De nouvelles startups sauront profiter de ces opportunités pour proposer toujours plus de produits innovants et personnalisés, que les consommateurs enthousiastes auront du plaisir à imprimer eux-mêmes. De nouveaux modèles d’affaire apparaîtront avec cette répartition des tâches entre l’entreprise et son client.
Le défi sera un défi de propriété intellectuelle. Si la fabrication devient plus simple, la contrefaçon aussi. Le risque de copie sera encore augmenté lorsque les entreprises distribueront les fichiers électroniques pour imprimer leurs produits. Comment alors s’assurer que le consommateur imprime un seul produit, et pas 10’000 par exemple ? Et comment éviter qu’un concurrent ne réutilise les plans d’un design réussi pour proposer rapidement un produit similaire à bas prix ?

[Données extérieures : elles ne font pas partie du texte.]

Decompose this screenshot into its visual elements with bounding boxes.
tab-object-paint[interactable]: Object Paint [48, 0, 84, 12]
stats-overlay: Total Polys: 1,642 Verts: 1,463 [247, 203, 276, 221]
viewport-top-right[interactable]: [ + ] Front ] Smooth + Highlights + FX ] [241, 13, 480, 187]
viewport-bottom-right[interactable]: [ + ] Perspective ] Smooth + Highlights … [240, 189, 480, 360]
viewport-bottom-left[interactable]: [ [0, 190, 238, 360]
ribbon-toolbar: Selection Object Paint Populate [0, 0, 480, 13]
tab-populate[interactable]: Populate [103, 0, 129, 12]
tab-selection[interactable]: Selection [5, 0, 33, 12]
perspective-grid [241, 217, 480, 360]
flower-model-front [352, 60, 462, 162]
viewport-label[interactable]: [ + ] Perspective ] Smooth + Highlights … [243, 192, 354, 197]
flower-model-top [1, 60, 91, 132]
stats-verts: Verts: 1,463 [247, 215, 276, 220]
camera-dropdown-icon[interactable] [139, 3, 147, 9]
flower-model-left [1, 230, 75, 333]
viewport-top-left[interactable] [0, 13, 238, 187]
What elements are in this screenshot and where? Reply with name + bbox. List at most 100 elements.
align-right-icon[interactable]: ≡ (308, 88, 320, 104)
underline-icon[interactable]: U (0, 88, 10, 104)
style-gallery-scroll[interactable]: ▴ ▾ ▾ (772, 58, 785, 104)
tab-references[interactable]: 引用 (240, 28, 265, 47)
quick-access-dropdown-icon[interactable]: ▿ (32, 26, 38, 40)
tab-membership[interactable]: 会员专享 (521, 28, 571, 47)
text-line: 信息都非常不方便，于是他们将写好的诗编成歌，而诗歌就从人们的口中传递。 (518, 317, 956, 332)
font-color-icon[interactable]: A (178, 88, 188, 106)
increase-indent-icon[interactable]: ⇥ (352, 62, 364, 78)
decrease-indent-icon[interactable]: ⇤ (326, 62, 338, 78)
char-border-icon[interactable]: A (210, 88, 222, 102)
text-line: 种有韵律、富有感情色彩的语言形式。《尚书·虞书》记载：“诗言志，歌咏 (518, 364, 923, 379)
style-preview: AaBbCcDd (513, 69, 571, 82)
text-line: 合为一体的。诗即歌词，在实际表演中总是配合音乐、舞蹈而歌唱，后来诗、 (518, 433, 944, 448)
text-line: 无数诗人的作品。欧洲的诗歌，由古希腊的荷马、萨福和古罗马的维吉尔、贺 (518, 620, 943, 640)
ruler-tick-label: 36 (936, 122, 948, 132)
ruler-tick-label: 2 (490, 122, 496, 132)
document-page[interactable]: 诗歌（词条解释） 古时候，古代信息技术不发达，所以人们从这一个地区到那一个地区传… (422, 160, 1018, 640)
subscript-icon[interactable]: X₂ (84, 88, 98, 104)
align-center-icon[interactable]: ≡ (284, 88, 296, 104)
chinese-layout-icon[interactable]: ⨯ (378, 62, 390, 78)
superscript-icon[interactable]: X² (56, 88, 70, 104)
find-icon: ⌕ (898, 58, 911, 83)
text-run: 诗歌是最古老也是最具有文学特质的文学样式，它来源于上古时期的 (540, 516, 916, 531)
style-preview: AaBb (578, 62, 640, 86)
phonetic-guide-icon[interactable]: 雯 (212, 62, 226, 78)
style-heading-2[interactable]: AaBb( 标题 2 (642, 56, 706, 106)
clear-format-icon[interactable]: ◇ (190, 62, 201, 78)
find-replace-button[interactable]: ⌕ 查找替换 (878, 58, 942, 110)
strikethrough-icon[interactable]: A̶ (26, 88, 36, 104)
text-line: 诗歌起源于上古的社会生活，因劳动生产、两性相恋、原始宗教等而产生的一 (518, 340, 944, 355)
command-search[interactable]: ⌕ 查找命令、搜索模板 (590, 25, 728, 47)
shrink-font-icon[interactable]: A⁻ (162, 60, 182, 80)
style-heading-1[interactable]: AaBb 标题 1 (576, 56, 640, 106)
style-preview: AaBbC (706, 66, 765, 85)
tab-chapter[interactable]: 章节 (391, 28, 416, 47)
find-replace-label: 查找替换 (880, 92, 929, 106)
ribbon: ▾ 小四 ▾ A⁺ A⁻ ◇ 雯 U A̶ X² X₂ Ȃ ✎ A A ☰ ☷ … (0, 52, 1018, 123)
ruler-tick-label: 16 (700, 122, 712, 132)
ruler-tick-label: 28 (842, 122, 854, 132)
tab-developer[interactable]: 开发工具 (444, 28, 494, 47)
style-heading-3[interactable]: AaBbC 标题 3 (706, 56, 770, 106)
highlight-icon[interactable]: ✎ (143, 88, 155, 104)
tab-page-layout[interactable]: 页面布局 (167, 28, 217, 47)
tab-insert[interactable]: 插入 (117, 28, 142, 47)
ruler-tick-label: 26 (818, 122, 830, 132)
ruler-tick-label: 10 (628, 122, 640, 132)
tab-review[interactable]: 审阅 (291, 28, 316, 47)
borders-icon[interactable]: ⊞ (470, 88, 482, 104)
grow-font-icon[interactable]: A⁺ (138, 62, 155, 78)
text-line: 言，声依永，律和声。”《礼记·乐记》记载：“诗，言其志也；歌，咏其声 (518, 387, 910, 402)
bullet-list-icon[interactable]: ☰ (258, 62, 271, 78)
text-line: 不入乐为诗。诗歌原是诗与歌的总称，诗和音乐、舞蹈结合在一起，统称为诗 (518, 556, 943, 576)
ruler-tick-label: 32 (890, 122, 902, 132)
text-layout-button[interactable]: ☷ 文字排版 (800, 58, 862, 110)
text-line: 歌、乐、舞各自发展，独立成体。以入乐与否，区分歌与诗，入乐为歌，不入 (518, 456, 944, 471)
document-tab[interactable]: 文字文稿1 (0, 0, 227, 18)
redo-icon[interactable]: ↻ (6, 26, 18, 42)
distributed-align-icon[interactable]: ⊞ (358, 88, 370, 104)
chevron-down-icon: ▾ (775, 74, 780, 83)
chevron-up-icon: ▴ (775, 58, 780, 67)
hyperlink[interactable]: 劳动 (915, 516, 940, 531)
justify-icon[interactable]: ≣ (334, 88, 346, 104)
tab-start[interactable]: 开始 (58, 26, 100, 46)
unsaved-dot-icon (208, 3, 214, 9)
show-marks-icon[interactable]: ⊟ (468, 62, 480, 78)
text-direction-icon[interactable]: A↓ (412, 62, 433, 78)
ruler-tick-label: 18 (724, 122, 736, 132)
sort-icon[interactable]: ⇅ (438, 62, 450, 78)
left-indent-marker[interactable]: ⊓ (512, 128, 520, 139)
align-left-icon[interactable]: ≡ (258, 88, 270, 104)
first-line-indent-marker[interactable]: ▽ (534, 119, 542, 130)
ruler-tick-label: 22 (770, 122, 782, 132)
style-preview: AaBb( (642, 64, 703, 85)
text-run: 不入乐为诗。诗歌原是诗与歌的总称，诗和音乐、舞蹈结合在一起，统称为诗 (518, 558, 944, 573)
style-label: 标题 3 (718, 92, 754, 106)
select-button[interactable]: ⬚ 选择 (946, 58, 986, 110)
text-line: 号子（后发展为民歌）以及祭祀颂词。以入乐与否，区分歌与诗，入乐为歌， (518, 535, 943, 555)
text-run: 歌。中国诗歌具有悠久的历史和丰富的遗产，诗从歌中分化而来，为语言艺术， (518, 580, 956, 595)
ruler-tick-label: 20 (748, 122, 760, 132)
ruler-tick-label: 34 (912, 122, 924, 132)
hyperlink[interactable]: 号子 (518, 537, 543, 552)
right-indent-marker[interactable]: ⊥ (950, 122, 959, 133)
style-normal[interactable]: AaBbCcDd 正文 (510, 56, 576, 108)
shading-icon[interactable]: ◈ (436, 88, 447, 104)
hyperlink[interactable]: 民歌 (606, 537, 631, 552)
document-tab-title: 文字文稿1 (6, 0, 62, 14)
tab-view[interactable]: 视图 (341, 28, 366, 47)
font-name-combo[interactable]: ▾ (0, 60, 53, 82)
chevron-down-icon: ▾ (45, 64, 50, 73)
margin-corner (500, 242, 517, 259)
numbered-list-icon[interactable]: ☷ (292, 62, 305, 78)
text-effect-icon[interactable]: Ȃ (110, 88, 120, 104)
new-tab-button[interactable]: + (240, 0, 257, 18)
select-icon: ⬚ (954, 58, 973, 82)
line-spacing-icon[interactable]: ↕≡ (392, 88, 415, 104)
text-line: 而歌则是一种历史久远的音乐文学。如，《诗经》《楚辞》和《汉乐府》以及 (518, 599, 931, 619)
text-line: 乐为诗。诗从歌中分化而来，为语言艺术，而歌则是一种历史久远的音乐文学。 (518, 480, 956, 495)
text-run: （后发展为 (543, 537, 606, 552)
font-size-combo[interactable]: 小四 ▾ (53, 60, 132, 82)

Les entreprises auront donc besoin d’être particulièrement vigilantes pour se protéger. Il faudra absolument éviter que l’industrie connaisse le même destin funeste que la musique ou les films vidéo, phagocytés par la digitalisation. Un pricing agressif permettra de réduire la tentation de la contrefaçon, mais en attaquant les marges des fabricants. Une protection systématique des solutions techniques au moyen de brevets, des dépôts de design et une attention à la marque seront donc plus que jamais indispensables pour contenir l’hémorragie. Il sera aussi important de définir clairement les licences d’utilisation des fichiers vendus : par exemple, un consommateur peut-il imprimer une seconde copie d’un objet pour une réparation par exemple ? Quelles sont les conditions de garantie sur un objet imprimé par le client ?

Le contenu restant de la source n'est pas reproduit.